Zur Bekämpfung von Insiderhandel verbietet Art. 14 MAR die Vornahme und Empfehlung von Insidergeschäften sowie die unrechtmäßige Offenlegung von Insiderinformationen, wenn die Aktien zum Handel am regulierten Markt in der Union zugelassen sind, unabhängig vom Sitz oder vom Ort der Handlung. Grundsätzlich ist die Gesellschaft nach Art. 17 MAR gesetzlich verpflichtet, für die Veröffentlichung von Insiderinformationen per sog. Ad-hoc-Mitteilung bekanntzugeben.

Rechtmäßige Offenlegung von Insiderinformationen gegenüber Verfahrensteilnehmern

Nach Art. 10 Abs. 1 MAR liegt eine unrechtmäßige Offenlegung vor, wenn ein Insider die Information gegenüber einer anderen Person offenlegt, es sei denn, die Offenlegung geschieht im Zuge der normalen Ausübung einer Beschäftigung oder eines Berufs oder der normalen Erfüllung von Aufgaben. Insiderinformationen gelten ab dem Zeitpunkt als offengelegt, an dem der Empfänger in die Lage versetzt wird, sich ohne wesentliche Schwierigkeiten Kenntnis von der Insiderinformation zu verschaffen. Die Offenlegung von Informationen im Rahmen der Berufsausübung ist daher nicht kategorisch verboten, muss aber nach Ansicht des EuGH im Einzelfall unerlässlich und verhältnismäßig sein.

Im Einzelfall ist bei der Offenlegung daher zu prüfen, ob das Weitergabeinteresse des Insiders das Interesse an der Wahrung des gleichberechtigten Informationszugangs überwiegt. Die Offenlegung des Ergebnisses des Ausschreibungsverfahren gegenüber den Verfahrensteilnehmer weist damit gewisse Ähnlichkeiten zur Marktsondierung nach Art. 11 MAR auf, die eine explizite Ausnahme zur unrechtmäßigen Bekanntmachung darstellt. Diese Wertung, die Bedeutung der Bekanntgabe des Ausschreibungsergebnisses und des Vertragsabschlusses führen zu einem erhöhten Offenlegungsinteresse.

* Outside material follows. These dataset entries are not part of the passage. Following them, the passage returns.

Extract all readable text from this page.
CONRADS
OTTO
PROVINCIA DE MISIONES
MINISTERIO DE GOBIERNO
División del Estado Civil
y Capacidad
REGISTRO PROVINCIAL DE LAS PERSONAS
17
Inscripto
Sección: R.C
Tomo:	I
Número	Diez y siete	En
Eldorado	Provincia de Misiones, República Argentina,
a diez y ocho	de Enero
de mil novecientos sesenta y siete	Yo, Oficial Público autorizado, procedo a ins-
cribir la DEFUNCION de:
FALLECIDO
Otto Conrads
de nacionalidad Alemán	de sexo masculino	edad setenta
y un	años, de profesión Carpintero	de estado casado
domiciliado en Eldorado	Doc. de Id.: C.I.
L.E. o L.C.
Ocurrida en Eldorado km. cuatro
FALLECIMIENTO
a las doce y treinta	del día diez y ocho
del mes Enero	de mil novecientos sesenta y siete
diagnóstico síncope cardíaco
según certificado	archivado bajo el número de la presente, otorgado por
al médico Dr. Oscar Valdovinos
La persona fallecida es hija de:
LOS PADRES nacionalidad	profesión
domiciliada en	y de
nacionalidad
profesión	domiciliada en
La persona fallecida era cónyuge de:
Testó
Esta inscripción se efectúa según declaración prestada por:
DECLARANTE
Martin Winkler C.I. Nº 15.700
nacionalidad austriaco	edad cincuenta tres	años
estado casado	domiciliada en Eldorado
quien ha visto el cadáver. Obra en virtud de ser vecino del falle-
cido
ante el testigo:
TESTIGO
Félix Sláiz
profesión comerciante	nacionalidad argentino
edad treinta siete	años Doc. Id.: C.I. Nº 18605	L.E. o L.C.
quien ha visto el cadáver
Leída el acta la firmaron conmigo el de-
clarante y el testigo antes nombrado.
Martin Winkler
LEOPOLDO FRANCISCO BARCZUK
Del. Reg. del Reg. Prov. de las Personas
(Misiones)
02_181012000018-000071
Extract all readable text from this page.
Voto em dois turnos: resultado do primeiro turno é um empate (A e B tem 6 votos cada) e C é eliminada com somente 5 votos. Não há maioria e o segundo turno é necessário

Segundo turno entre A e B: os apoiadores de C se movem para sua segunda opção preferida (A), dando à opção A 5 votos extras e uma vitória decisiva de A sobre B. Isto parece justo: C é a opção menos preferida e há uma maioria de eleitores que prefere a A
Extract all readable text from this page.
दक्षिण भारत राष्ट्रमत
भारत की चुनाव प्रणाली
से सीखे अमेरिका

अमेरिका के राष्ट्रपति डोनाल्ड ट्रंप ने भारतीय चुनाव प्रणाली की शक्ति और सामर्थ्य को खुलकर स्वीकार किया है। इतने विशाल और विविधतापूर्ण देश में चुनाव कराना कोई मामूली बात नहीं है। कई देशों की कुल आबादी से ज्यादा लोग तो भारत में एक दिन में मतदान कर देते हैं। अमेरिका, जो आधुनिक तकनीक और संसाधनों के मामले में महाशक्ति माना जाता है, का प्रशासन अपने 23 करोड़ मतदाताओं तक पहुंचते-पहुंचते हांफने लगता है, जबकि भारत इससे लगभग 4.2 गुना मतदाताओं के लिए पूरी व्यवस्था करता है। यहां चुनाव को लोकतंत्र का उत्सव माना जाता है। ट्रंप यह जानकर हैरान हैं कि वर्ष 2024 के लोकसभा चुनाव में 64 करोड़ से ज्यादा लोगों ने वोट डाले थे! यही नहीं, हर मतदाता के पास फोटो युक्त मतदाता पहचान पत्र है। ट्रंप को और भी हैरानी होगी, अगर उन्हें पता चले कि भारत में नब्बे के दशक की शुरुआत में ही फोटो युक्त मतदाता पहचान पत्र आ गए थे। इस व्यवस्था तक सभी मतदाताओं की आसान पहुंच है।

Öffentliche Bekanntmachung

Ob sich die Offenlegung hingegen an eine bestimmte Person oder sogar an eine unbestimmte Gruppe richtet, ist für das Verbot ohne Belang. Anders verhält es sich jedoch, wenn die Insiderinformation einer breiten Anlegeröffentlichkeit und damit einer unbestimmten Zahl von Personen zugänglich gemacht wird und daher alle Anleger Kenntnis von der Information erlangen können, wodurch die Informationsasymmetrien beseitigt werden. Eine Information verliert durch die Veröffentlichung ihre Eigenschaft als Insiderinformation und fällt daher nicht unter das Verbot der unrechtmäßigen Offenlegung. Es ist dabei – auch nach der Verwaltungspraxis der BaFin – unerheblich, ob die Information durch den Emittent durch eine Ad-hoc Mitteilung oder auf sonstige Weise veröffentlicht wurde. Nach Ansicht der BaFin sind dabei beispielweise die Veröffentlichung durch eine Lokalpresse, sozialen Medien, auf einer Pressekonferenz oder auf der Internetseite des Unternehmens allerdings unzureichend, es sei denn, die überregionale Presse nimmt diese Information auf und verbreitet sie weiter. Wann eine Insiderinformation öffentlich bekannt ist und ab welcher Größe eine breite Kapitalmarktöffentlichkeit gegeben ist, muss jeweils aus objektiver Sicht im Einzelfall beurteilt werden.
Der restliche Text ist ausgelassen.